Let S(t) denote the amount of sugar in the tank at time t. Sugar flows in at a rate of
(0.04 kg/L) * (2 L/min) = 0.08 kg/min = 8/100 kg/min
and flows out at a rate of
(S(t)/1600 kg/L) * (2 L/min) = S(t)/800 kg/min
Then the net flow rate is governed by the differential equation
[tex]\dfrac{\mathrm dS(t)}{\mathrm dt}=\dfrac8{100}-\dfrac{S(t)}{800}[/tex]
Solve for S(t):
[tex]\dfrac{\mathrm dS(t)}{\mathrm dt}+\dfrac{S(t)}{800}=\dfrac8{100}[/tex]
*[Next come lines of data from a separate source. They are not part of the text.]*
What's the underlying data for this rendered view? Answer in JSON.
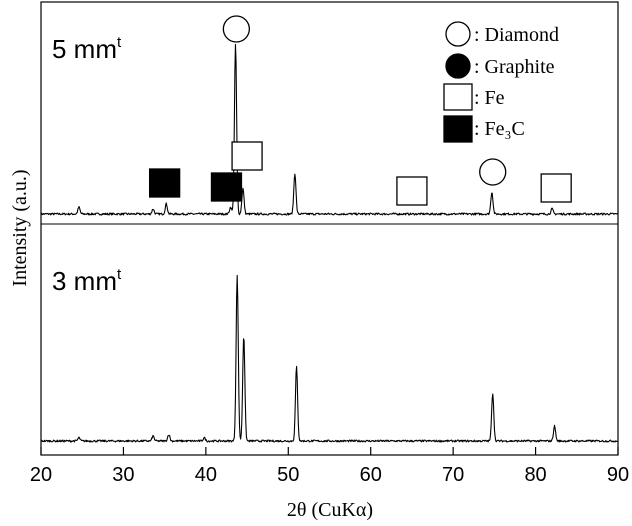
{
  "chart_data": {
    "type": "line",
    "xlabel": "2θ  (CuKα)",
    "ylabel": "Intensity (a.u.)",
    "xlim": [
      20,
      90
    ],
    "x_ticks": [
      20,
      30,
      40,
      50,
      60,
      70,
      80,
      90
    ],
    "x_tick_labels": [
      "20",
      "30",
      "40",
      "50",
      "60",
      "70",
      "80",
      "90"
    ],
    "grid": false,
    "legend_position": "top-right",
    "legend": [
      {
        "marker": "open-circle",
        "label": ": Diamond"
      },
      {
        "marker": "filled-circle",
        "label": ": Graphite"
      },
      {
        "marker": "open-square",
        "label": ": Fe"
      },
      {
        "marker": "filled-square",
        "label": ": Fe₃C"
      }
    ],
    "series": [
      {
        "name": "5 mm",
        "name_superscript": "t",
        "baseline": 0.05,
        "peaks": [
          {
            "x": 24.6,
            "y": 0.04
          },
          {
            "x": 33.6,
            "y": 0.03
          },
          {
            "x": 35.2,
            "y": 0.06
          },
          {
            "x": 43.0,
            "y": 0.04
          },
          {
            "x": 43.6,
            "y": 1.0
          },
          {
            "x": 44.5,
            "y": 0.15
          },
          {
            "x": 50.8,
            "y": 0.24
          },
          {
            "x": 74.7,
            "y": 0.13
          },
          {
            "x": 82.0,
            "y": 0.03
          }
        ],
        "markers": [
          {
            "x": 43.7,
            "symbol": "open-circle"
          },
          {
            "x": 35.0,
            "symbol": "filled-square"
          },
          {
            "x": 42.5,
            "symbol": "filled-square"
          },
          {
            "x": 45.0,
            "symbol": "open-square"
          },
          {
            "x": 65.0,
            "symbol": "open-square"
          },
          {
            "x": 74.8,
            "symbol": "open-circle"
          },
          {
            "x": 82.5,
            "symbol": "open-square"
          }
        ]
      },
      {
        "name": "3 mm",
        "name_superscript": "t",
        "baseline": 0.05,
        "peaks": [
          {
            "x": 24.6,
            "y": 0.02
          },
          {
            "x": 33.6,
            "y": 0.03
          },
          {
            "x": 35.5,
            "y": 0.04
          },
          {
            "x": 39.8,
            "y": 0.02
          },
          {
            "x": 43.8,
            "y": 1.0
          },
          {
            "x": 44.6,
            "y": 0.64
          },
          {
            "x": 51.0,
            "y": 0.45
          },
          {
            "x": 74.8,
            "y": 0.29
          },
          {
            "x": 82.3,
            "y": 0.09
          }
        ]
      }
    ]
  }
}
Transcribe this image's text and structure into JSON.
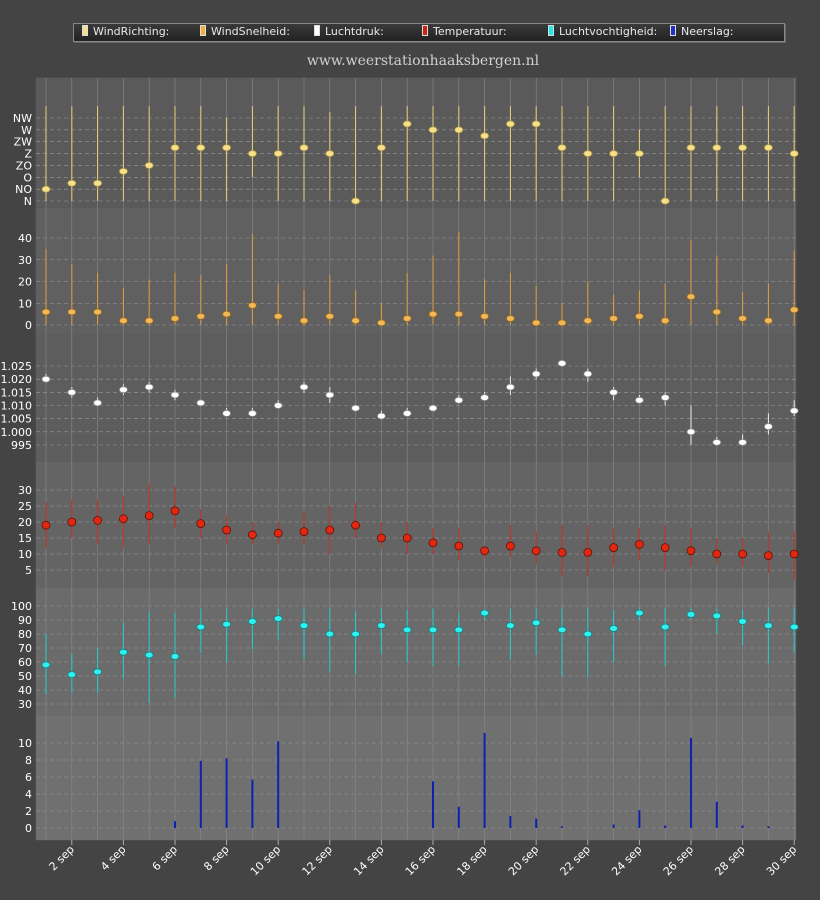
{
  "legend": {
    "items": [
      {
        "label": "WindRichting:",
        "color": "#f5e08c"
      },
      {
        "label": "WindSnelheid:",
        "color": "#f0b040"
      },
      {
        "label": "Luchtdruk:",
        "color": "#ffffff"
      },
      {
        "label": "Temperatuur:",
        "color": "#d02010"
      },
      {
        "label": "Luchtvochtigheid:",
        "color": "#20e8e8"
      },
      {
        "label": "Neerslag:",
        "color": "#2030c8"
      }
    ]
  },
  "site_title": "www.weerstationhaaksbergen.nl",
  "chart_data": {
    "type": "line",
    "grid": true,
    "x": [
      "1 sep",
      "2 sep",
      "3 sep",
      "4 sep",
      "5 sep",
      "6 sep",
      "7 sep",
      "8 sep",
      "9 sep",
      "10 sep",
      "11 sep",
      "12 sep",
      "13 sep",
      "14 sep",
      "15 sep",
      "16 sep",
      "17 sep",
      "18 sep",
      "19 sep",
      "20 sep",
      "21 sep",
      "22 sep",
      "23 sep",
      "24 sep",
      "25 sep",
      "26 sep",
      "27 sep",
      "28 sep",
      "29 sep",
      "30 sep"
    ],
    "x_tick_labels": [
      "2 sep",
      "4 sep",
      "6 sep",
      "8 sep",
      "10 sep",
      "12 sep",
      "14 sep",
      "16 sep",
      "18 sep",
      "20 sep",
      "22 sep",
      "24 sep",
      "26 sep",
      "28 sep",
      "30 sep"
    ],
    "panels": [
      {
        "name": "WindRichting",
        "type": "scatter",
        "y_tick_labels": [
          "N",
          "NO",
          "O",
          "ZO",
          "Z",
          "ZW",
          "W",
          "NW"
        ],
        "ylim": [
          0,
          7
        ],
        "values": [
          1,
          1.5,
          1.5,
          2.5,
          3,
          4.5,
          4.5,
          4.5,
          4,
          4,
          4.5,
          4,
          0,
          4.5,
          6.5,
          6,
          6,
          5.5,
          6.5,
          6.5,
          4.5,
          4,
          4,
          4,
          0,
          4.5,
          4.5,
          4.5,
          4.5,
          4
        ],
        "low": [
          0,
          0,
          0,
          0,
          0,
          0,
          0,
          0,
          2,
          0,
          0,
          0,
          0,
          0,
          0,
          0,
          0,
          0,
          0,
          0,
          0,
          0,
          0,
          2,
          0,
          0,
          0,
          0,
          0,
          0
        ],
        "high": [
          8,
          8,
          8,
          8,
          8,
          8,
          8,
          7,
          8,
          8,
          8,
          7.5,
          8,
          8,
          8,
          8,
          8,
          8,
          8,
          8,
          8,
          8,
          8,
          6,
          8,
          8,
          8,
          8,
          8,
          8
        ]
      },
      {
        "name": "WindSnelheid",
        "type": "scatter",
        "y_tick_labels": [
          "0",
          "10",
          "20",
          "30",
          "40"
        ],
        "ylim": [
          0,
          45
        ],
        "values": [
          6,
          6,
          6,
          2,
          2,
          3,
          4,
          5,
          9,
          4,
          2,
          4,
          2,
          1,
          3,
          5,
          5,
          4,
          3,
          1,
          1,
          2,
          3,
          4,
          2,
          13,
          6,
          3,
          2,
          7
        ],
        "low": [
          0,
          0,
          0,
          0,
          0,
          0,
          0,
          0,
          0,
          0,
          0,
          0,
          0,
          0,
          0,
          0,
          0,
          0,
          0,
          0,
          0,
          0,
          0,
          0,
          0,
          0,
          0,
          0,
          0,
          0
        ],
        "high": [
          35,
          28,
          24,
          17,
          21,
          24,
          23,
          28,
          42,
          19,
          16,
          23,
          16,
          10,
          24,
          32,
          43,
          21,
          24,
          18,
          10,
          20,
          14,
          16,
          19,
          39,
          32,
          15,
          19,
          34
        ]
      },
      {
        "name": "Luchtdruk",
        "type": "scatter",
        "y_tick_labels": [
          "995",
          "1.000",
          "1.005",
          "1.010",
          "1.015",
          "1.020",
          "1.025"
        ],
        "ylim": [
          992,
          1029
        ],
        "values": [
          1020,
          1015,
          1011,
          1016,
          1017,
          1014,
          1011,
          1007,
          1007,
          1010,
          1017,
          1014,
          1009,
          1006,
          1007,
          1009,
          1012,
          1013,
          1017,
          1022,
          1026,
          1022,
          1015,
          1012,
          1013,
          1000,
          996,
          996,
          1002,
          1008
        ],
        "low": [
          1019,
          1013,
          1010,
          1014,
          1015,
          1012,
          1010,
          1006,
          1006,
          1009,
          1015,
          1011,
          1008,
          1005,
          1006,
          1008,
          1011,
          1012,
          1014,
          1020,
          1025,
          1019,
          1012,
          1011,
          1010,
          995,
          995,
          995,
          999,
          1006
        ],
        "high": [
          1022,
          1017,
          1013,
          1018,
          1019,
          1016,
          1012,
          1009,
          1009,
          1012,
          1019,
          1017,
          1010,
          1008,
          1009,
          1010,
          1014,
          1015,
          1021,
          1024,
          1027,
          1024,
          1017,
          1014,
          1015,
          1010,
          998,
          999,
          1007,
          1012
        ]
      },
      {
        "name": "Temperatuur",
        "type": "scatter",
        "y_tick_labels": [
          "5",
          "10",
          "15",
          "20",
          "25",
          "30"
        ],
        "ylim": [
          2,
          35
        ],
        "values": [
          19,
          20,
          20.5,
          21,
          22,
          23.5,
          19.5,
          17.5,
          16,
          16.5,
          17,
          17.5,
          19,
          15,
          15,
          13.5,
          12.5,
          11,
          12.5,
          11,
          10.5,
          10.5,
          12,
          13,
          12,
          11,
          10,
          10,
          9.5,
          10
        ],
        "low": [
          12,
          15,
          13,
          12,
          13,
          18,
          15,
          13,
          13,
          13,
          13,
          10,
          15,
          12,
          10,
          10,
          8,
          9,
          9,
          7,
          3,
          3,
          6,
          8,
          5,
          6,
          7,
          6,
          4,
          2
        ],
        "high": [
          26,
          27,
          27,
          28,
          32,
          31,
          24,
          22,
          20,
          20,
          23,
          25,
          26,
          20,
          20,
          18,
          18,
          12,
          19,
          17,
          19,
          19,
          18,
          18,
          19,
          18,
          15,
          15,
          17,
          17
        ]
      },
      {
        "name": "Luchtvochtigheid",
        "type": "scatter",
        "y_tick_labels": [
          "30",
          "40",
          "50",
          "60",
          "70",
          "80",
          "90",
          "100"
        ],
        "ylim": [
          25,
          103
        ],
        "values": [
          58,
          51,
          53,
          67,
          65,
          64,
          85,
          87,
          89,
          91,
          86,
          80,
          80,
          86,
          83,
          83,
          83,
          95,
          86,
          88,
          83,
          80,
          84,
          95,
          85,
          94,
          93,
          89,
          86,
          85
        ],
        "low": [
          37,
          38,
          38,
          48,
          31,
          34,
          67,
          60,
          69,
          76,
          62,
          53,
          51,
          66,
          60,
          57,
          57,
          90,
          62,
          65,
          50,
          49,
          60,
          90,
          57,
          90,
          80,
          72,
          59,
          67
        ],
        "high": [
          80,
          66,
          70,
          88,
          96,
          95,
          98,
          98,
          98,
          98,
          98,
          99,
          96,
          98,
          97,
          98,
          95,
          98,
          98,
          98,
          99,
          99,
          97,
          99,
          99,
          99,
          98,
          97,
          99,
          99
        ]
      },
      {
        "name": "Neerslag",
        "type": "bar",
        "y_tick_labels": [
          "0",
          "2",
          "4",
          "6",
          "8",
          "10"
        ],
        "ylim": [
          -0.5,
          12
        ],
        "values": [
          0,
          0,
          0,
          0,
          0,
          0.8,
          7.9,
          8.2,
          5.7,
          10.2,
          0,
          0,
          0,
          0,
          0,
          5.5,
          2.5,
          11.2,
          1.4,
          1.1,
          0.2,
          0,
          0.4,
          2.1,
          0.3,
          10.6,
          3.1,
          0.3,
          0.2,
          0
        ]
      }
    ]
  }
}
[tex]e^{t/800}\dfrac{\mathrm dS(t)}{\mathrm dt}+\dfrac{e^{t/800}}{800}S(t)=\dfrac8{100}e^{t/800}[/tex]
The left side is the derivative of a product:
[tex]\dfrac{\mathrm d}{\mathrm dt}\left[e^{t/800}S(t)\right]=\dfrac8{100}e^{t/800}[/tex]
Integrate both sides:
[tex]e^{t/800}S(t)=\displaystyle\frac8{100}\int e^{t/800}\,\mathrm dt[/tex]
[tex]e^{t/800}S(t)=64e^{t/800}+C[/tex]
[tex]S(t)=64+Ce^{-t/800}[/tex]
There's no sugar in the water at the start, so (a) S(0) = 0, which gives
[tex]0=64+C\impleis C=-64[/tex]
and so (b) the amount of sugar in the tank at time t is
[tex]S(t)=64\left(1-e^{-t/800}\right)[/tex]
As [tex]t\to\infty[/tex], the exponential term vanishes and (c) the tank will eventually contain 64 kg of sugar.